In all honesty, “Fantastic Four” feels like Josh Trank took his script for “Chronicle” and an unused treatment for a sequel and bunched them together. he then used established popular comic book characters to bring the movie to life. The whole thing just ends up feeling imbalanced.
The main cast of “Fantastic Four” really isn’t the problem with the movie. I feel they deliver in their roles and each one was established well enough to where we cared about what happened to them. In the right hands and with the right script, I believe they could flourish and be the new faces of the team. The character and look of Dr. Doom was very cool as well. Unfortunately, I don’t think we’re ever going to get to see the actors expand on their characters after this bombs.
I really hope that Fox just accepts the failure of “Fantastic Four” and moves on with the actors for the “X-Men” crossover they plan on doing. If the movie performs as poorly as expected, there’s no way a proper sequel will ever be greenlit. I, for one, think it’s a darn shame since this feels like the first half of a great movie.
The film is rated PG-13 for sci-fi action violence, and language. Dr. Doom has a rather graphic way of disposing of his targets that will remind some viewers of the movie “Scanners.” There are other intense and frightening scenes as well.

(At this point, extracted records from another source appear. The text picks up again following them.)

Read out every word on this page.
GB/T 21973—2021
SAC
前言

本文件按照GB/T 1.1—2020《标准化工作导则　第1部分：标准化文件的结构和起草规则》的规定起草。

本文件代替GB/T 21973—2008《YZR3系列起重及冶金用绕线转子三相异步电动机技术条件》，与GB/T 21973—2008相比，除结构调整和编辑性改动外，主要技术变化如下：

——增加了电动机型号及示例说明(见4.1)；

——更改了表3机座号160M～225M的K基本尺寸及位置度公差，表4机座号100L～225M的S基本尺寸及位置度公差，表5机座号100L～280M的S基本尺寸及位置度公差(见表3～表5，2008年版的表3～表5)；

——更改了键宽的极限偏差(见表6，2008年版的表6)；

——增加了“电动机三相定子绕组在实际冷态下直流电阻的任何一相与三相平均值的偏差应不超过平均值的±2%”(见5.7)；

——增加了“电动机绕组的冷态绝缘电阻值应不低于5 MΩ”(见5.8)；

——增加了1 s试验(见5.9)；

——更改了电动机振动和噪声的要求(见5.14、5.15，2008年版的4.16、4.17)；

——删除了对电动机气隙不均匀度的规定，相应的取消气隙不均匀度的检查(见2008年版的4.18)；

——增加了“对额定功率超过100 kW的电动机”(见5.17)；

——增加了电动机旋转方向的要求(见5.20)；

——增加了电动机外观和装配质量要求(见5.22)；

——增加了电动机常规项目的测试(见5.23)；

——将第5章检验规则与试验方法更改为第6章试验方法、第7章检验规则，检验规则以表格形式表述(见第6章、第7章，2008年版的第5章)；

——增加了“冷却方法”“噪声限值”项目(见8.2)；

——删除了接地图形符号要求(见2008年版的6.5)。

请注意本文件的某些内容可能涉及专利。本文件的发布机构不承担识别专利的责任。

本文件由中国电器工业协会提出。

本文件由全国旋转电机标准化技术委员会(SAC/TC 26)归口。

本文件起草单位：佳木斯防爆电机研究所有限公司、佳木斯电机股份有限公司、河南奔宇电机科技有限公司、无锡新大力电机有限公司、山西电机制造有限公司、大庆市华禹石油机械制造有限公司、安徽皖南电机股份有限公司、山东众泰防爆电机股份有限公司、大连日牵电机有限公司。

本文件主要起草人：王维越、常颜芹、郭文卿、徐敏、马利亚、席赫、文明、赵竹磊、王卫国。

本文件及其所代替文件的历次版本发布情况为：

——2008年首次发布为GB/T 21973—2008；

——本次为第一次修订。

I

“Fantastic Four” isn’t a bad movie. It’s just not fantastic (I’m sure you’ve already read this pun somewhere else). Whether it was the studio messing with Josh Trank’s original vision or his own fault, it simply isn’t what it should or could have been. It’s an uneven attempt at making a dark and gritty superhero movie while still injecting comic book narrative into the equation at some points. The combination simply doesn’t work here.